I’ve sometimes longed to be like the “well-behaved Mormon women” who conform so perfectly to what our church expects of us. I listen to fiery sermons on “protecting the traditional family,” and like Huck, I’ve allowed myself to believe the messages that tell me I’m bad. Like Huck, I sometimes wonder why I have a conscience when all it does is “takes up more room than all the rest of a person’s insides, and yet ain’t no good, nohow.” I’ve been raised my whole life to listen to my conscience, this enormous thing inside me that tells me if God is “no respecter of persons,” I shouldn’t be either, and yet this conscience gets me in more trouble than I ever imagined. If Huck is a “low-down abolitionist,” I’m a “low-down feminist and LGBT ally,” and sometimes I internalize the message that this dooms me to Huck’s fate as an orphan and outcast. All Huck wants is the thing that Tom takes for granted: a family and a place in the community where he is accepted for who he is, not who he is supposed to be. I wish I didn’t have to choose betwixt being “respectable and well brung-up” and my devotion to Jim in his many modern incarnations.

My students always think The Adventures of Huckleberry Finn has a happy ending. As it turns out, Jim’s been free all along, set free in the will of his master after she dies. Even better, Huck is offered the one thing he’s always wanted: a home with Tom’s relatives, where he will be raised with all the advantages he envies in Tom.

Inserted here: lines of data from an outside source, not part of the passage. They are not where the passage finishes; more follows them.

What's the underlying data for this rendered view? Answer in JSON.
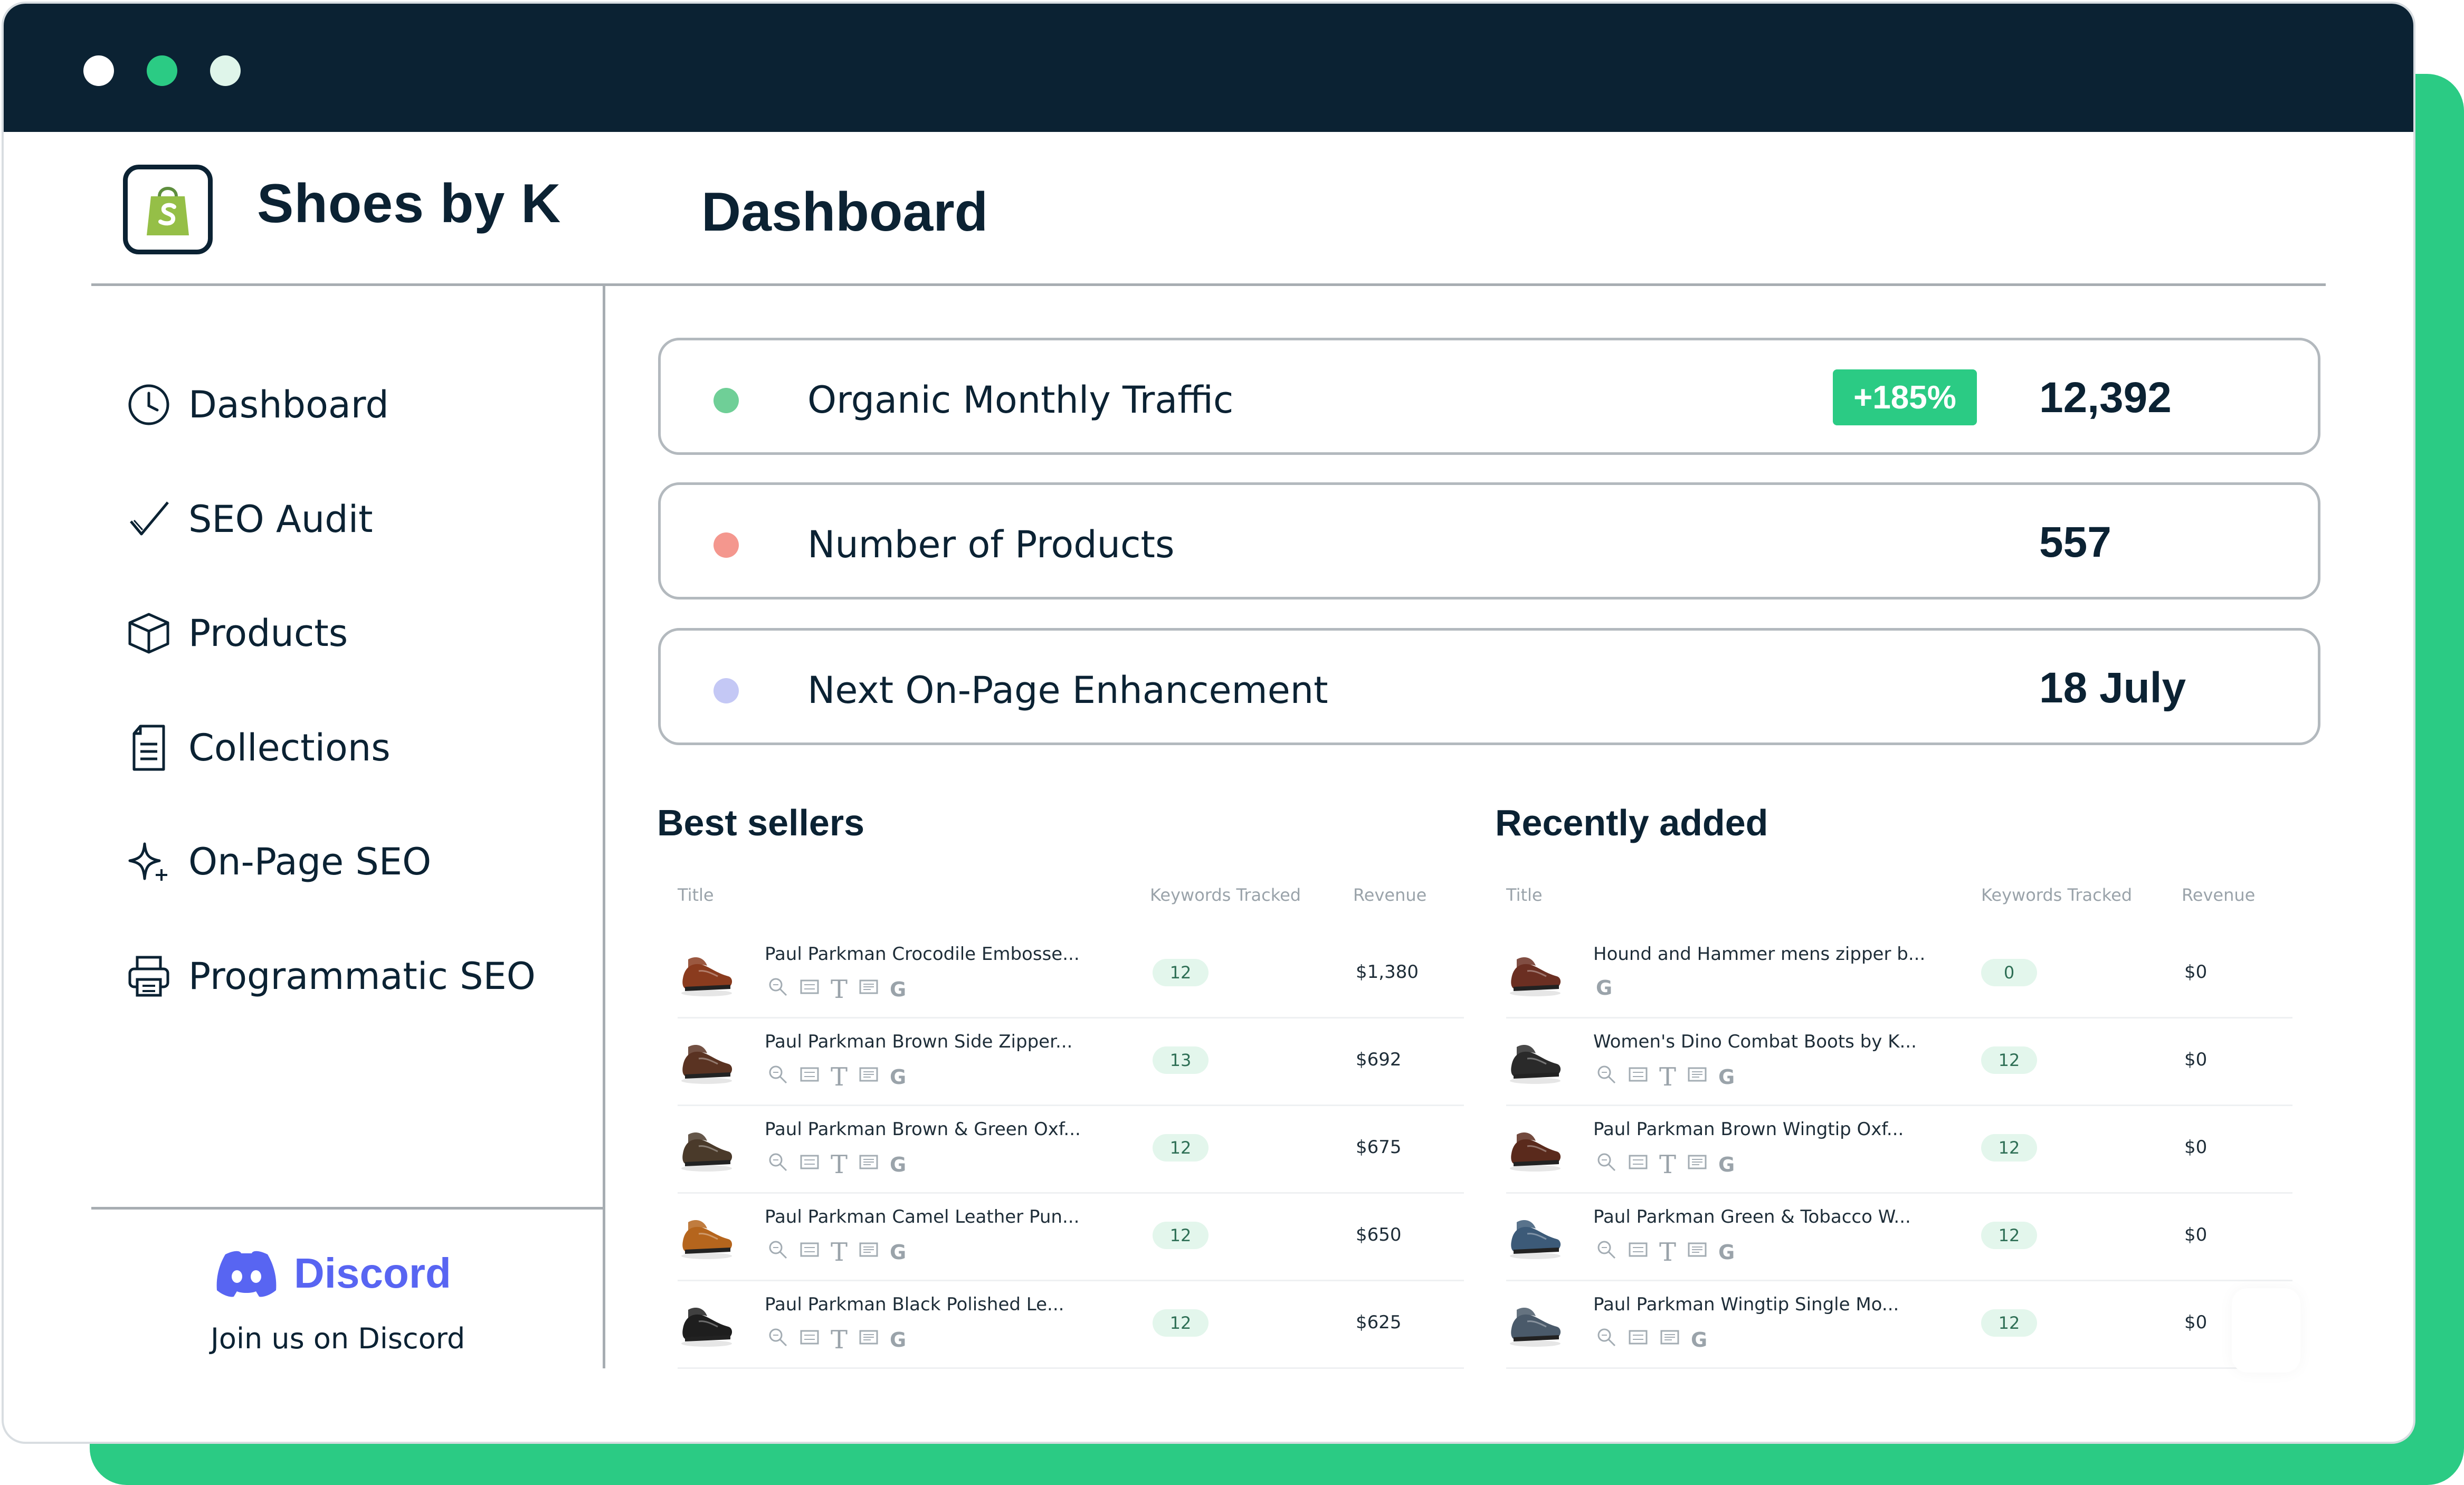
{
  "brand": {
    "name": "Shoes by K"
  },
  "page": {
    "title": "Dashboard"
  },
  "sidebar": {
    "items": [
      {
        "label": "Dashboard",
        "icon": "clock-icon"
      },
      {
        "label": "SEO Audit",
        "icon": "checkmark-icon"
      },
      {
        "label": "Products",
        "icon": "box-icon"
      },
      {
        "label": "Collections",
        "icon": "document-icon"
      },
      {
        "label": "On-Page SEO",
        "icon": "sparkle-icon"
      },
      {
        "label": "Programmatic SEO",
        "icon": "printer-icon"
      }
    ],
    "discord": {
      "name": "Discord",
      "join_text": "Join us on Discord"
    }
  },
  "cards": [
    {
      "label": "Organic Monthly Traffic",
      "badge": "+185%",
      "value": "12,392",
      "dot_color": "#6fcf97"
    },
    {
      "label": "Number of Products",
      "value": "557",
      "dot_color": "#f4978e"
    },
    {
      "label": "Next On-Page Enhancement",
      "value": "18 July",
      "dot_color": "#c4c8f5"
    }
  ],
  "best_sellers": {
    "title": "Best sellers",
    "columns": {
      "title": "Title",
      "keywords": "Keywords Tracked",
      "revenue": "Revenue"
    },
    "rows": [
      {
        "title": "Paul Parkman Crocodile Embosse...",
        "keywords": "12",
        "revenue": "$1,380",
        "shoe_color": "#8a3b1e"
      },
      {
        "title": "Paul Parkman Brown Side Zipper...",
        "keywords": "13",
        "revenue": "$692",
        "shoe_color": "#5a3322"
      },
      {
        "title": "Paul Parkman Brown & Green Oxf...",
        "keywords": "12",
        "revenue": "$675",
        "shoe_color": "#4a3a2a"
      },
      {
        "title": "Paul Parkman Camel Leather Pun...",
        "keywords": "12",
        "revenue": "$650",
        "shoe_color": "#b5651d"
      },
      {
        "title": "Paul Parkman Black Polished Le...",
        "keywords": "12",
        "revenue": "$625",
        "shoe_color": "#1e1e1e"
      }
    ]
  },
  "recently_added": {
    "title": "Recently added",
    "columns": {
      "title": "Title",
      "keywords": "Keywords Tracked",
      "revenue": "Revenue"
    },
    "rows": [
      {
        "title": "Hound and Hammer mens zipper b...",
        "keywords": "0",
        "revenue": "$0",
        "shoe_color": "#6b2f22"
      },
      {
        "title": "Women's Dino Combat Boots by K...",
        "keywords": "12",
        "revenue": "$0",
        "shoe_color": "#2a2a2a"
      },
      {
        "title": "Paul Parkman Brown Wingtip Oxf...",
        "keywords": "12",
        "revenue": "$0",
        "shoe_color": "#5a2a1c"
      },
      {
        "title": "Paul Parkman Green & Tobacco W...",
        "keywords": "12",
        "revenue": "$0",
        "shoe_color": "#3c5a78"
      },
      {
        "title": "Paul Parkman Wingtip Single Mo...",
        "keywords": "12",
        "revenue": "$0",
        "shoe_color": "#4a5a6a"
      }
    ]
  },
  "seo_icons": [
    "search-icon",
    "meta-icon",
    "text-icon",
    "description-icon",
    "google-icon"
  ],
  "seo_glyphs": {
    "text": "T",
    "google": "G"
  },
  "colors": {
    "accent": "#2bcb84",
    "dark": "#0b2233",
    "discord": "#5865f2"
  }
}
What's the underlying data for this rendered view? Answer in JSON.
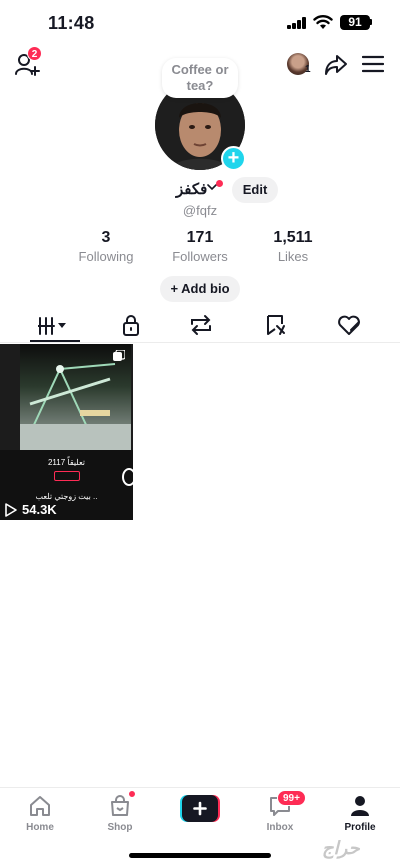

But, true to his conscience, Huck makes a different choice. “I reckon I got to light out for the territory ahead of the rest, because Aunt Sally she’s going to adopt me and sivilize me, and I can’t stand it. I been there before.” Huck leaves for the West because he’s “ahead of the rest.” His refusal to succumb to the racism and religious dogma of his culture puts him beyond his time, but it’s a lonely road to wander.

But I’m also more like Tom than I dare to admit, raised with every advantage and often homesick for the privilege I’ve left behind. So every time I finish Huck Finn, I hope the territory out West is beautiful. I hope Huck strikes it rich panning for gold and going on adventures better than anything “sivilization” can offer. I hope it for Huck, and I hope it for me, too.

Note: I’d like to personally apologize to Mark Twain for deliberately ignoring his notice at the beginning of the novel: “Persons attempting to find a motive in this narrative will be prosecuted; persons attempting to find a moral in it will be banished; persons attempting to find a plot in it will be shot.”